Praktischer Nutzen: Die Gamaschen erfüllten mehrere wichtige Funktionen. Sie schützten den Unterschenkel vor Steinen, Dornen und anderen Verletzungen im Gelände. Zudem verhinderten sie das Eindringen von Sand, Staub und kleinen Tieren in die Stiefel – ein besonders wichtiger Aspekt in Wüstenregionen. Die Wickelmethode bot zudem eine gewisse Stützfunktion für den Unterschenkel bei langen Märschen. In der Praxis erforderte das korrekte Anlegen der Wickelgamaschen jedoch Übung und Zeit, weshalb sie im Verlauf des Krieges zunehmend durch praktischere Lösungen wie Stiefelhosen ergänzt oder ersetzt wurden.

Herstellung und Kennzeichnung: Die Produktion von Wehrmacht-Ausrüstung erfolgte durch zahlreiche zivile Zulieferbetriebe im gesamten Deutschen Reich und später auch in besetzten Gebieten. Jeder Hersteller war verpflichtet, seine Produkte mit einem Stempel oder einer eingenähten Markierung zu versehen, die typischerweise aus Buchstaben-Zahlen-Kombinationen bestand. Diese Kennzeichnungen ermöglichten die Rückverfolgung zur Herstellerfirma und dienten der Qualitätskontrolle. Bei vielen erhaltenen Stücken sind diese Markierungen heute durch Alter, Verschleiß oder wie im vorliegenden Fall durch Mottenschaden unleserlich geworden.

Materialbedingter Verfall: Textilien aus der Zeit des Zweiten Weltkriegs sind besonders anfällig für verschiedene Schadensformen. Mottenschaden ist dabei eine der häufigsten Erscheinungen bei Wollprodukten und Baumwollgeweben, die unter suboptimalen Lagerbedingungen aufbewahrt wurden.
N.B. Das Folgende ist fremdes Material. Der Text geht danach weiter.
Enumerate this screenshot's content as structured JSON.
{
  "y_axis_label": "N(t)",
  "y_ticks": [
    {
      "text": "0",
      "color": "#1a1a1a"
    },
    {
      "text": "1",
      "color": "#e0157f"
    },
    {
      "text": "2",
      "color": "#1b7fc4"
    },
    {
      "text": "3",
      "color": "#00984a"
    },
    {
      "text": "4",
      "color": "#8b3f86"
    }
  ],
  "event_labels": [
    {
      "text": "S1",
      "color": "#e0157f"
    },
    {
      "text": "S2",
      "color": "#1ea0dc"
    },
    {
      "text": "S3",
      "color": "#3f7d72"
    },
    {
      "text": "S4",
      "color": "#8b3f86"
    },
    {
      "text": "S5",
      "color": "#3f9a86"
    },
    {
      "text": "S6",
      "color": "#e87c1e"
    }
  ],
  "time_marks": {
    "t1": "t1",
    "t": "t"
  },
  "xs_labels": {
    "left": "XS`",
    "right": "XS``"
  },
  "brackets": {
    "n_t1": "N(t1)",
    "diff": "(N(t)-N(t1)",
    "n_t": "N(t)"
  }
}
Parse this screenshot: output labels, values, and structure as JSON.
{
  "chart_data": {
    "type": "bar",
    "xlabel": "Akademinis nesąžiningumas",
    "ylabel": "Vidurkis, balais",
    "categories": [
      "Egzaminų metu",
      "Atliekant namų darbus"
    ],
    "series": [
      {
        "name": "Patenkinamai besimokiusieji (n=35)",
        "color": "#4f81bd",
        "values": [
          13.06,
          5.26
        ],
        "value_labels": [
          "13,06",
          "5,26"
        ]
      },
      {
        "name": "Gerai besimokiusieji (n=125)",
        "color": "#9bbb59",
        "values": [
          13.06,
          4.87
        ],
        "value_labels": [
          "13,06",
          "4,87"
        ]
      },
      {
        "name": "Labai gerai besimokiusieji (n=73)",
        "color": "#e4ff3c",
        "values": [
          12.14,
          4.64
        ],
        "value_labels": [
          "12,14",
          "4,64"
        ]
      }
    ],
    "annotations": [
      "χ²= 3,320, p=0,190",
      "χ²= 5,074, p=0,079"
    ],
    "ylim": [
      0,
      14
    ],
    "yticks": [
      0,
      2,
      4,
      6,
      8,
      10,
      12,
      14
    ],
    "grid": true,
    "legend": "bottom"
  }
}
Die Larven der Kleidermotte (Tineola bisselliella) ernähren sich von Keratinfasern, können aber auch Baumwolle beschädigen, besonders wenn diese mit organischen Substanzen wie Schweiß kontaminiert ist. Dies erklärt, warum viele historische Uniformteile und Ausrüstungsgegenstände charakteristische Löcher und Fraßspuren aufweisen.

Einsatzgebiete: Tropenausrüstung der Wehrmacht kam hauptsächlich im Afrikafeldzug (1941-1943), in Italien ab 1943, auf dem Balkan und in begrenztem Umfang an der Ostfront in südlichen Abschnitten zum Einsatz. Das Afrikakorps und spätere deutsch-italienische Panzerarmee erhielten speziell angepasste Ausrüstung, zu der neben den olivfarbenen Wickelgamaschen auch entsprechende Uniformen, Tropenhelme und weiteres Material gehörte.

Sammlerwert und historische Bedeutung: Heute sind originale Wehrmacht-Wickelgamaschen in Tropenausführung gesuchte Sammlerobjekte für Militaria-Interessierte und Museen. Ihr Erhaltungszustand variiert stark, wobei Exemplare mit Gebrauchsspuren und Schäden wie Mottenfraß die authentische Geschichte dieser Ausrüstungsstücke dokumentieren. Sie dienen als materielle Zeugnisse der Alltagsrealität deutscher Soldaten in verschiedenen Kriegsschauplätzen und sind wichtige Studienobjekte für die Erforschung von Militärbekleidung und Ausrüstungsgeschichte des 20. Jahrhunderts.